In the specimen citations I have selected specimens that represent the species range, and present these citations in alphabetical order by country rather than a geographical order. For those taxa that are introduced and often naturalised (Solanum laxum and Solanum seaforthianum) I have separated the specimen citations into those from countries in the native range (or presumed native range) and those from countries where the species is introduced or naturalised.

Citation of literature follows BPH-2 (Bridson 2004) with alterations implemented in IPNI (International Plant Names Index, http://www.ipni.org ) and Harvard University Index of Botanical Publications (http://kiki.huh.harvard.edu/databases/publication_index.html ).
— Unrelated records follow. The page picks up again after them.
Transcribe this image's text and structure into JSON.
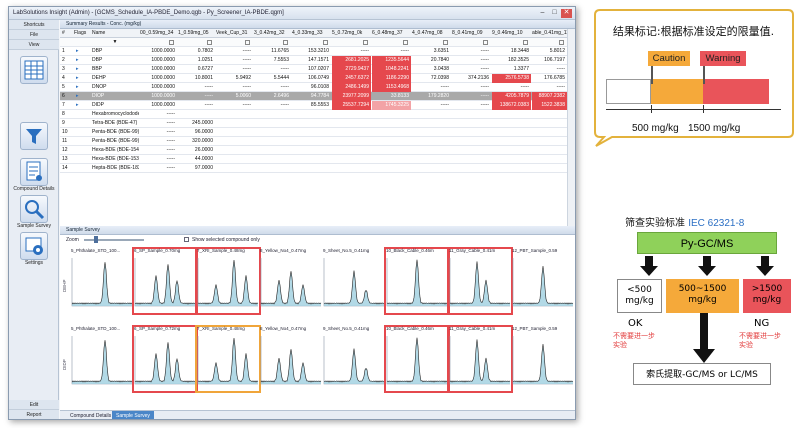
{
  "window": {
    "title": "LabSolutions Insight (Admin) - [GCMS_Schedule_IA-PBDE_Demo.qgb - Py_Screener_IA-PBDE.qgm]",
    "min": "–",
    "max": "□",
    "close": "✕"
  },
  "sidebar": {
    "shortcuts": "Shortcuts",
    "file": "File",
    "view": "View",
    "items": [
      {
        "label": "",
        "icon": "table-icon"
      },
      {
        "label": "",
        "icon": "filter-icon"
      },
      {
        "label": "Compound Details",
        "icon": "compound-details-icon"
      },
      {
        "label": "Sample Survey",
        "icon": "sample-survey-icon"
      },
      {
        "label": "Settings",
        "icon": "settings-icon"
      }
    ],
    "edit": "Edit",
    "report": "Report"
  },
  "summary": {
    "header": "Summary Results - Conc. (mg/kg)",
    "columns": [
      "#",
      "Flags",
      "Name",
      "00_0.59mg_34",
      "1_0.59mg_05",
      "Veek_Cup_31",
      "3_0.42mg_32",
      "4_0.33mg_33",
      "5_0.72mg_0k",
      "6_0.48mg_37",
      "4_0.47mg_08",
      "8_0.41mg_09",
      "9_0.46mg_10",
      "able_0.41mg_11"
    ],
    "rows": [
      {
        "num": "1",
        "name": "DBP",
        "cells": [
          "1000.0000",
          "0.7802",
          "-----",
          "11.6765",
          "153.3210",
          "-----",
          "-----",
          "3.6351",
          "-----",
          "18.3448",
          "5.8012"
        ],
        "hl": [],
        "sel": false
      },
      {
        "num": "2",
        "name": "DBP",
        "cells": [
          "1000.0000",
          "1.0251",
          "-----",
          "7.5553",
          "147.1571",
          "2681.2025",
          "1235.5644",
          "20.7840",
          "-----",
          "182.3525",
          "106.7197"
        ],
        "hl": [
          "",
          "",
          "",
          "",
          "",
          "red",
          "red",
          "",
          "",
          "",
          ""
        ],
        "sel": false
      },
      {
        "num": "3",
        "name": "BBP",
        "cells": [
          "1000.0000",
          "0.6727",
          "-----",
          "-----",
          "107.0207",
          "2729.9437",
          "1048.2241",
          "3.0438",
          "-----",
          "1.3377",
          "-----"
        ],
        "hl": [
          "",
          "",
          "",
          "",
          "",
          "red",
          "red",
          "",
          "",
          "",
          ""
        ],
        "sel": false
      },
      {
        "num": "4",
        "name": "DEHP",
        "cells": [
          "1000.0000",
          "10.8001",
          "5.9492",
          "5.5444",
          "106.0749",
          "2457.6372",
          "1186.2290",
          "72.0398",
          "374.2136",
          "2576.5738",
          "176.6785"
        ],
        "hl": [
          "",
          "",
          "",
          "",
          "",
          "red",
          "red",
          "",
          "",
          "red",
          ""
        ],
        "sel": false
      },
      {
        "num": "5",
        "name": "DNOP",
        "cells": [
          "1000.0000",
          "-----",
          "-----",
          "-----",
          "96.0108",
          "2486.1499",
          "1153.4968",
          "-----",
          "-----",
          "-----",
          "-----"
        ],
        "hl": [
          "",
          "",
          "",
          "",
          "",
          "red",
          "red",
          "",
          "",
          "",
          ""
        ],
        "sel": false
      },
      {
        "num": "6",
        "name": "DIOP",
        "cells": [
          "1000.0000",
          "-----",
          "5.0060",
          "2.6496",
          "94.7784",
          "23977.2099",
          "33.8133",
          "179.2820",
          "-----",
          "4205.7879",
          "88907.2382"
        ],
        "hl": [
          "",
          "",
          "",
          "",
          "",
          "red",
          "",
          "",
          "",
          "red",
          "red"
        ],
        "sel": true
      },
      {
        "num": "7",
        "name": "DIDP",
        "cells": [
          "1000.0000",
          "-----",
          "-----",
          "-----",
          "85.5553",
          "25537.7294",
          "1745.3225",
          "-----",
          "-----",
          "138672.0383",
          "1522.3838"
        ],
        "hl": [
          "",
          "",
          "",
          "",
          "",
          "red",
          "pink",
          "",
          "",
          "red",
          "red"
        ],
        "sel": false
      },
      {
        "num": "8",
        "name": "Hexabromocyclododecane",
        "cells": [
          "-----",
          "",
          "",
          "",
          "",
          "",
          "",
          "",
          "",
          "",
          ""
        ],
        "hl": [],
        "sel": false
      },
      {
        "num": "9",
        "name": "Tetra-BDE (BDE-47)",
        "cells": [
          "-----",
          "245.0000",
          "",
          "",
          "",
          "",
          "",
          "",
          "",
          "",
          ""
        ],
        "hl": [],
        "sel": false
      },
      {
        "num": "10",
        "name": "Penta-BDE (BDE-99)",
        "cells": [
          "-----",
          "96.0000",
          "",
          "",
          "",
          "",
          "",
          "",
          "",
          "",
          ""
        ],
        "hl": [],
        "sel": false
      },
      {
        "num": "11",
        "name": "Penta-BDE (BDE-99)",
        "cells": [
          "-----",
          "320.0000",
          "",
          "",
          "",
          "",
          "",
          "",
          "",
          "",
          ""
        ],
        "hl": [],
        "sel": false
      },
      {
        "num": "12",
        "name": "Hexa-BDE (BDE-154)",
        "cells": [
          "-----",
          "26.0000",
          "",
          "",
          "",
          "",
          "",
          "",
          "",
          "",
          ""
        ],
        "hl": [],
        "sel": false
      },
      {
        "num": "13",
        "name": "Hexa-BDE (BDE-153)",
        "cells": [
          "-----",
          "44.0000",
          "",
          "",
          "",
          "",
          "",
          "",
          "",
          "",
          ""
        ],
        "hl": [],
        "sel": false
      },
      {
        "num": "14",
        "name": "Hepta-BDE (BDE-183)",
        "cells": [
          "-----",
          "97.0000",
          "",
          "",
          "",
          "",
          "",
          "",
          "",
          "",
          ""
        ],
        "hl": [],
        "sel": false
      }
    ]
  },
  "survey": {
    "header": "Sample Survey",
    "zoom_label": "Zoom",
    "show_selected": "Show selected compound only",
    "row_labels": [
      "DEHP",
      "DIDP"
    ],
    "row1": [
      {
        "name": "5_Phthalate_STD_100...",
        "hl": ""
      },
      {
        "name": "6_SP_Sample_0.70mg",
        "hl": "red"
      },
      {
        "name": "7_XRI_Sample_0.48mg",
        "hl": "red"
      },
      {
        "name": "8_Yellow_No4_0.47mg",
        "hl": ""
      },
      {
        "name": "9_Sheet_No.5_0.41mg",
        "hl": ""
      },
      {
        "name": "10_Black_Cable_0.46m",
        "hl": "red"
      },
      {
        "name": "11_Gray_Cable_0.41m",
        "hl": "red"
      },
      {
        "name": "12_PBT_Sample_0.59",
        "hl": ""
      }
    ],
    "row2": [
      {
        "name": "5_Phthalate_STD_100...",
        "hl": ""
      },
      {
        "name": "6_SP_Sample_0.72mg",
        "hl": "red"
      },
      {
        "name": "7_XRI_Sample_0.48mg",
        "hl": "orange"
      },
      {
        "name": "8_Yellow_No4_0.47mg",
        "hl": ""
      },
      {
        "name": "9_Sheet_No.5_0.41mg",
        "hl": ""
      },
      {
        "name": "10_Black_Cable_0.46m",
        "hl": "red"
      },
      {
        "name": "11_Gray_Cable_0.41m",
        "hl": "red"
      },
      {
        "name": "12_PBT_Sample_0.59",
        "hl": ""
      }
    ]
  },
  "tabs": [
    "Compound Details",
    "Sample Survey"
  ],
  "legend": {
    "title": "结果标记:根据标准设定的限量值.",
    "caution": "Caution",
    "warning": "Warning",
    "limit1": "500 mg/kg",
    "limit2": "1500 mg/kg",
    "colors": {
      "caution": "#f5a93a",
      "warning": "#e9545a"
    }
  },
  "flow": {
    "title_prefix": "筛查实验标准",
    "title_std": "IEC 62321-8",
    "method": "Py-GC/MS",
    "low": "<500\nmg/kg",
    "mid": "500~1500\nmg/kg",
    "high": ">1500\nmg/kg",
    "ok": "OK",
    "ng": "NG",
    "no_further_left": "不需要进一步\n实验",
    "no_further_right": "不需要进一步\n实验",
    "extraction": "索氏提取-GC/MS or LC/MS"
  }
}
In particular, I have used the square bracket convention for publications in which a species is described by one author in a publication edited or compiled by another – the traditional “in” attributions such as Dunal in DC. for those taxa described by Dunal in Candolle’s Prodromus Systematis Naturalis Regni Vegetabilis; this work is cited here as Prodr. [A.P de Candolle] and the names thus attributed only to Dunal. For “ex” attributions I have cited only the publishing author, as suggested in the Code (McNeill et al. 2012). Author names are abbreviated according to IPNI (International Plant Names Index, http://www.ipni.org ).

Each species treated here has been assessed for a preliminary conservation status using the GIS protocols of Moat (2007) that involve calculation of AOO (Area of Occupancy) and EOO (Extent of Occurrence) from georeferenced specimen data. A grid cell size of 10% of the EOO was used (see Moat 2007); additional analyses using the 2 km² grid size as recommended by IUCN (2001) were done, but specimen collection density made the results difficult to interpret. When threat status as determined by EOO and AOO differ, I have been conservative and selected the higher (more threatened) assessment as the overall assessment of the species (for an example, see Solanum alphonsei), and have used my knowledge of the biology of these species to suggest amendments to these calculated values. These assessments are not complete in the sense of IUCN (2001), but are indicative of the threat status for the taxa treated here. Any species known from fewer than 5 collections has been assessed as Data Deficient (DD); this does not mean these are not of conservation concern, but that the available data are not sufficient for their status to be modelled using the AOO/EOO method.